Amid lower oil prices and production in 2024, non-oil growth in the Gulf Cooperation Council (GCC) region, has mostly outperformed overall growth as government-led investment programmes help drive domestic demand. However, MENA-based oil importers remain more vulnerable to ongoing conflicts and high financing needs.
“Even as these issues gradually abate, uncertainty remains high and structural gaps will likely hold back productivity growth in many economies over the forecast horizon,” the IMF report noted.
The IMF has approved USD 13.4 billion in new funding to Middle East and Central Asian countries since January 2024, including for programmes in Egypt, Jordan and Pakistan. However, the apex global monetary body once again warned of a “dire situation” in war-hit Palestine and Lebanon.
“Lebanon and Palestine are in a dire situation. In the case of Lebanon, more than one-quarter of the Lebanese population is displaced,” Azour told The National during a separate interview.

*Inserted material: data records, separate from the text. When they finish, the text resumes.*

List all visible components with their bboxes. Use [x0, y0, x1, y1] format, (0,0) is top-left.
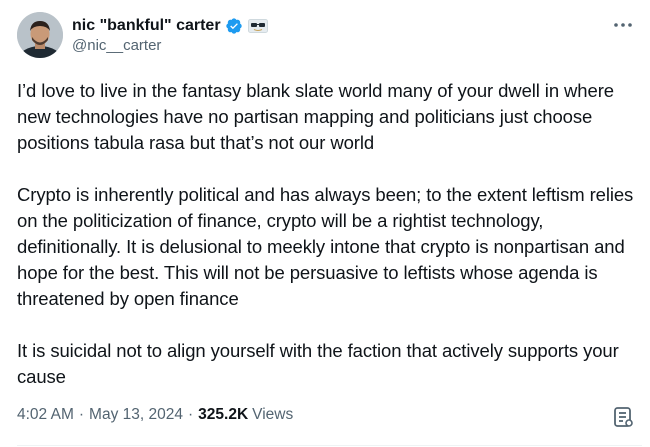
- tweet-card: nic "bankful" carter @nic__carter I’d lo…: [0, 0, 650, 447]
- tweet-date[interactable]: May 13, 2024: [89, 406, 183, 424]
- tweet-paragraph: It is suicidal not to align yourself wit…: [17, 340, 619, 387]
- tweet-text: I’d love to live in the fantasy blank sl…: [17, 78, 642, 390]
- more-options-icon[interactable]: [610, 14, 636, 36]
- avatar[interactable]: [17, 12, 63, 58]
- tweet-time[interactable]: 4:02 AM: [17, 406, 74, 424]
- meta-separator: ·: [187, 406, 194, 423]
- community-notes-icon[interactable]: [611, 405, 635, 429]
- tweet-paragraph: I’d love to live in the fantasy blank sl…: [17, 80, 614, 153]
- sunglasses-emoji-icon: [247, 19, 268, 33]
- tweet-paragraph: Crypto is inherently political and has a…: [17, 184, 634, 309]
- divider: [17, 445, 642, 446]
- author-name-row: nic "bankful" carter: [72, 16, 268, 36]
- author-display-name[interactable]: nic "bankful" carter: [72, 17, 221, 35]
- meta-separator: ·: [78, 406, 85, 423]
- views-label: Views: [252, 406, 294, 423]
- verified-badge-icon[interactable]: [225, 17, 243, 35]
- tweet-metadata: 4:02 AM · May 13, 2024 · 325.2K Views: [17, 406, 293, 424]
- author-handle[interactable]: @nic__carter: [72, 37, 161, 54]
- views-count: 325.2K: [198, 406, 249, 423]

The Gaza conflict has devastated Palestine’s economy, with infrastructure, housing and schools destroyed. More than 43,100 people have died, with thousands more injured, since the war began between Hamas and Israel on October 7, 2023.
“The conflict had a major impact on Palestine, on Lebanon, relative impact on other neighbouring countries, Jordan, Egypt, and indirect impact on the rest of the region through trade and through oil and gas,” Azour observed.
In the first half of 2024, Gaza’s GDP fell by about 86%, while the occupied West Bank’s first-half GDP declined by 25%, the IMF said. The conflict, also involving Hezbollah, damaged Lebanon’s economy as well, with analysts projecting the country’s economy to contract by up to 25% by the year-end.
Vital sectors of Lebanon’s economy from agriculture to tourism are destroyed and critical infrastructure has been damaged as the conflict rages on.
Lebanon was already grappling with what the World Bank has called one of the worst global financial crises since the middle of the 19th century. The government defaulted on about USD 31 billion of Eurobonds in March 2020, with its currency sinking more than 90% against the dollar on the black market.
The country has yet to enforce critical structural and financial reforms required to unlock USD 3 billion of assistance from the IMF, as well as billions in aid from other international donors.
In Egypt, more than 70% of the revenue of the Suez Canal was cancelled amounting to USD 5-6 billion because of the trade uncertainty, arising due to the Gaza crisis and the resultant Houthi activities on the Red Sea.
“However, the Arab world’s most populous country is moving forward with its reform programme, which is gradually helping reduce inflation, and we hope that next year, it will bring more growth,” Azour said.
The IMF approved an initial loan of USD 3 billion to Egypt in 2022, before increasing it to USD 8 billion in March 2024. Cairo was required to enact certain reforms, including introducing a free-floating currency exchange regime, reducing food subsidies, tightening monetary policy and enhancing private sector competition.